Markets are jittery now that fears that interest rates will stay higher for longer have been reignited.

Stocks tumbled on Tuesday and the 2-year Treasury yield jumped to its highest level since 2007 as Federal Reserve Chair Jerome Powell suggested that rates may need to go higher for longer.

How should investors trade in such an uncertain market? Here’s what BlackRock and other pros say.

— Weizhen Tan

China’s inflation expected to have eased in February: Reuters

China’s consumer price index is expected to have slowed in February to 1.9%, economists surveyed by Reuters show.

This would follow an annualized inflation print of 2.1% seen in January and 1.8% seen in December.

A lower print would somewhat ease investors’ worries that the rise of prices in China from a reopened economy would have a spillover effect to global markets, causing central banks around the world to continue hiking rates further.

On a monthly basis, inflation is expected to inch 0.2% higher from January.

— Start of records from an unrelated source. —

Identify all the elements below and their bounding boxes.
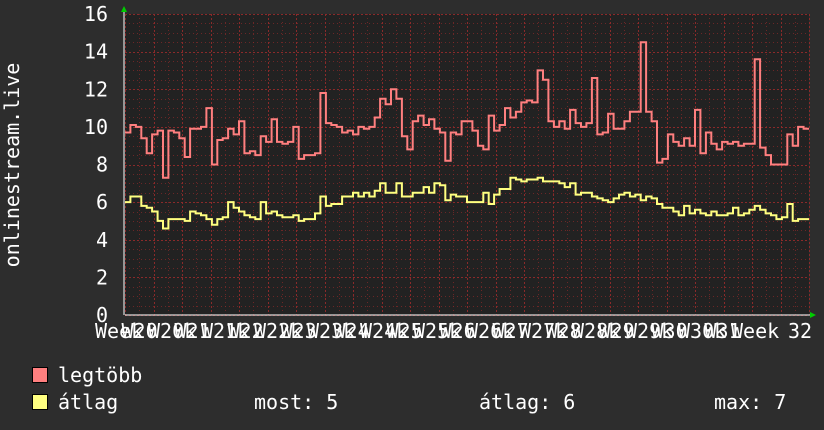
x-tick-label: W20k [148,319,196,343]
legend-swatch-legtobb [32,367,48,383]
x-tick-label: W26 [440,319,476,343]
y-tick-label: 2 [96,265,108,289]
y-tick-label: 16 [84,2,108,26]
stat-max: max: 7 [714,389,786,416]
x-tick-label: W31 [705,319,741,343]
legend-label-legtobb: legtöbb [58,363,143,387]
x-tick-label: W30k [678,319,726,343]
x-tick-label: 32 [788,319,812,343]
x-tick-label: W27 [493,319,529,343]
stat-atlag-value: 6 [563,390,576,414]
x-tick-label: W30 [652,319,688,343]
stat-max-value: 7 [774,390,787,414]
legend-swatch-atlag [32,394,48,410]
x-tick-label: W21 [175,319,211,343]
series-group [125,41,809,230]
x-tick-label: W22 [228,319,264,343]
x-tick-label: W21k [201,319,249,343]
y-tick-label: 6 [96,190,108,214]
x-tick-label: Week [95,319,143,343]
stat-most-label: most: [254,390,315,414]
y-tick-label: 10 [84,115,108,139]
x-tick-label: W28 [546,319,582,343]
x-tick-label: W24 [334,319,370,343]
y-tick-label: 4 [96,228,108,252]
y-tick-label: 8 [96,153,108,177]
y-axis-label: onlinestream.live [0,63,24,268]
stat-most-value: 5 [326,390,339,414]
x-tick-label: W22k [254,319,302,343]
x-tick-label: W27k [519,319,567,343]
y-tick-label: 0 [96,303,108,327]
series-line-legtobb [125,41,809,179]
x-tick-label: W28k [572,319,620,343]
y-axis: 0 2 4 6 8 10 12 14 16 [84,2,108,327]
x-tick-label: W29 [599,319,635,343]
stat-max-label: max: [714,390,763,414]
y-axis-arrow [121,6,127,12]
y-tick-label: 12 [84,77,108,101]
x-axis: WeekW20W20kW21W21kW22W22kW23W23kW24W24kW… [95,319,812,343]
x-tick-label: W25k [413,319,461,343]
x-tick-label: Week [731,319,779,343]
x-tick-label: W23k [307,319,355,343]
stat-most: most: 5 [254,389,338,416]
x-tick-label: W20 [122,319,158,343]
x-tick-label: W23 [281,319,317,343]
legend-label-atlag: átlag [58,390,119,414]
y-tick-label: 14 [84,40,108,64]
series-line-atlag [125,176,809,230]
x-tick-label: W26k [466,319,514,343]
x-tick-label: W25 [387,319,423,343]
x-tick-label: W29k [625,319,673,343]
x-axis-arrow [810,312,816,318]
stat-atlag-label: átlag: [479,390,552,414]
x-tick-label: W24k [360,319,408,343]
stat-atlag: átlag: 6 [479,389,575,416]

China’s producer price index is forecast to rather decline 1.3% year-on-year, falling further from January’s drop of 0.8%.

 — Jihye Lee

Dow finishes lower, S&P and Nasdaq edge higher

The Dow dipped 58.06 points on Wednesday, or 0.18%, to end at 32,798.40, while the S&P 500 edged 0.14% higher to settle at 3,992.01. The Nasdaq Composite rose 0.4% to finish at 11,576.00.

— Samantha Subin

Powell says no decision yet on March Fed meeting

Federal Reserve Chairman Jerome Powell said Wednesday that he hasn’t made up his mind about what the central bank will do regarding interest rates when it meets later in March.

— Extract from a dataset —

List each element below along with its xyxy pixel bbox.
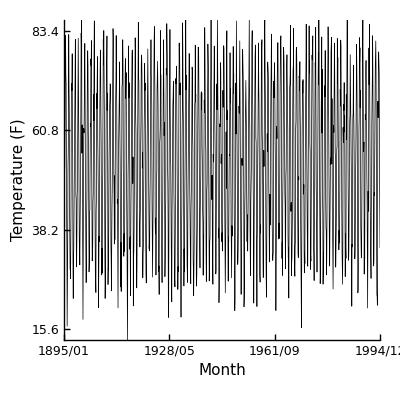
X-axis label: Month: Month: [198, 364, 246, 378]
Y-axis label: Temperature (F): Temperature (F): [11, 119, 26, 241]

Speaking to the House Financial Services Committee, Powell said he and his colleagues will be assessing a raft of incoming inflation data, including reports next week on consumer and producer prices.

“They’re going to be important in our assessment of the higher readings that we very recently have received and the overall direction of the economy and of our progress in bringing inflation down,” the Fed leader said.

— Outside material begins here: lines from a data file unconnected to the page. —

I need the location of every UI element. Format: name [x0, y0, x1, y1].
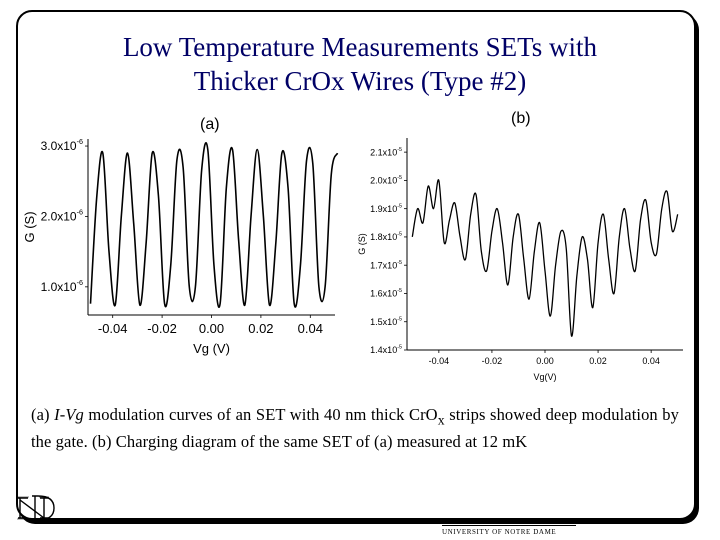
x-axis-label: Vg (V) [193, 341, 230, 356]
y-tick-label: 2.1x10-5 [370, 147, 402, 158]
x-tick-label: -0.04 [429, 356, 450, 366]
x-tick-label: 0.00 [536, 356, 554, 366]
x-tick-label: 0.02 [589, 356, 607, 366]
caption-part-2: modulation curves of an SET with 40 nm t… [83, 405, 438, 424]
series-line [411, 179, 679, 337]
y-tick-label: 1.8x10-5 [370, 232, 402, 243]
x-tick-label: -0.02 [147, 321, 177, 336]
slide-title-line-2: Thicker CrOx Wires (Type #2) [193, 66, 527, 96]
y-axis-label: G (S) [357, 233, 367, 255]
x-tick-label: 0.02 [248, 321, 273, 336]
x-tick-label: -0.02 [482, 356, 503, 366]
y-tick-label: 1.5x10-5 [370, 316, 402, 327]
caption-subscript: x [437, 412, 445, 428]
y-tick-label: 1.7x10-5 [370, 260, 402, 271]
footer-rule [442, 525, 576, 526]
caption-part-1: (a) [31, 405, 55, 424]
x-tick-label: 0.00 [199, 321, 224, 336]
y-tick-label: 1.0x10-6 [41, 278, 83, 294]
x-tick-label: 0.04 [642, 356, 660, 366]
x-axis-label: Vg(V) [533, 372, 556, 382]
series-line [89, 142, 339, 308]
caption-italic: I-Vg [54, 405, 84, 424]
y-tick-label: 1.9x10-5 [370, 203, 402, 214]
y-tick-label: 3.0x10-6 [41, 137, 83, 153]
slide-frame [16, 10, 696, 520]
chart-b: 1.4x10-5 1.5x10-5 1.6x10-5 1.7x10-5 1.8x10-5… [357, 138, 683, 382]
slide-title-line-1: Low Temperature Measurements SETs with [122, 32, 598, 62]
slide-title: Low Temperature Measurements SETs with T… [40, 30, 680, 98]
x-tick-label: -0.04 [98, 321, 128, 336]
x-tick-label: 0.04 [298, 321, 323, 336]
chart-a: 1.0x10-6 2.0x10-6 3.0x10-6 -0.04 -0.02 0.00 0.… [22, 137, 339, 356]
y-axis-label: G (S) [22, 211, 37, 242]
caption-part-3: strips showed deep modulation by the gat… [31, 405, 679, 452]
y-tick-label: 1.6x10-5 [370, 288, 402, 299]
figure-caption: (a) I-Vg modulation curves of an SET wit… [31, 404, 679, 453]
y-tick-label: 2.0x10-5 [370, 175, 402, 186]
y-tick-label: 2.0x10-6 [41, 208, 83, 224]
y-tick-label: 1.4x10-5 [370, 345, 402, 356]
footer-university: UNIVERSITY OF NOTRE DAME [442, 528, 557, 536]
panel-label-b: (b) [511, 110, 531, 127]
notre-dame-monogram-icon [17, 495, 55, 521]
panel-label-a: (a) [200, 116, 220, 133]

“We have not made any decision about the March meeting,” he added. “We’re not going to do that until we see additional data. The larger point, though, is we are not on a preset path and we will be guided by the incoming data and the evolving outlook.”

Powell shook markets Wednesday when he said he anticipates that if the inflation data remain hot, he expects rates will go higher than expected and at a faster pace. Markets now expect the Fed to raise its benchmark borrowing rate by 0.5 percentage point when the Federal Open Market Committee meets March 21-22.

— Jeff Cox

Job openings decline in January but labor market still tight

Job openings fell in January but remained elevated and still outnumber available workers by a nearly 2 to 1 margin, the Labor Department reported Thursday.

Available positions totaled 10.824 million for the month, a decline of about 410,000 but still above the FactSet estimate for 10.58 million.

The numbers indicate a historically tight labor market in which open jobs outnumber those considered unemployed by a 1.9 to 1 margin, according to January data from the Bureau of Labor Statistics.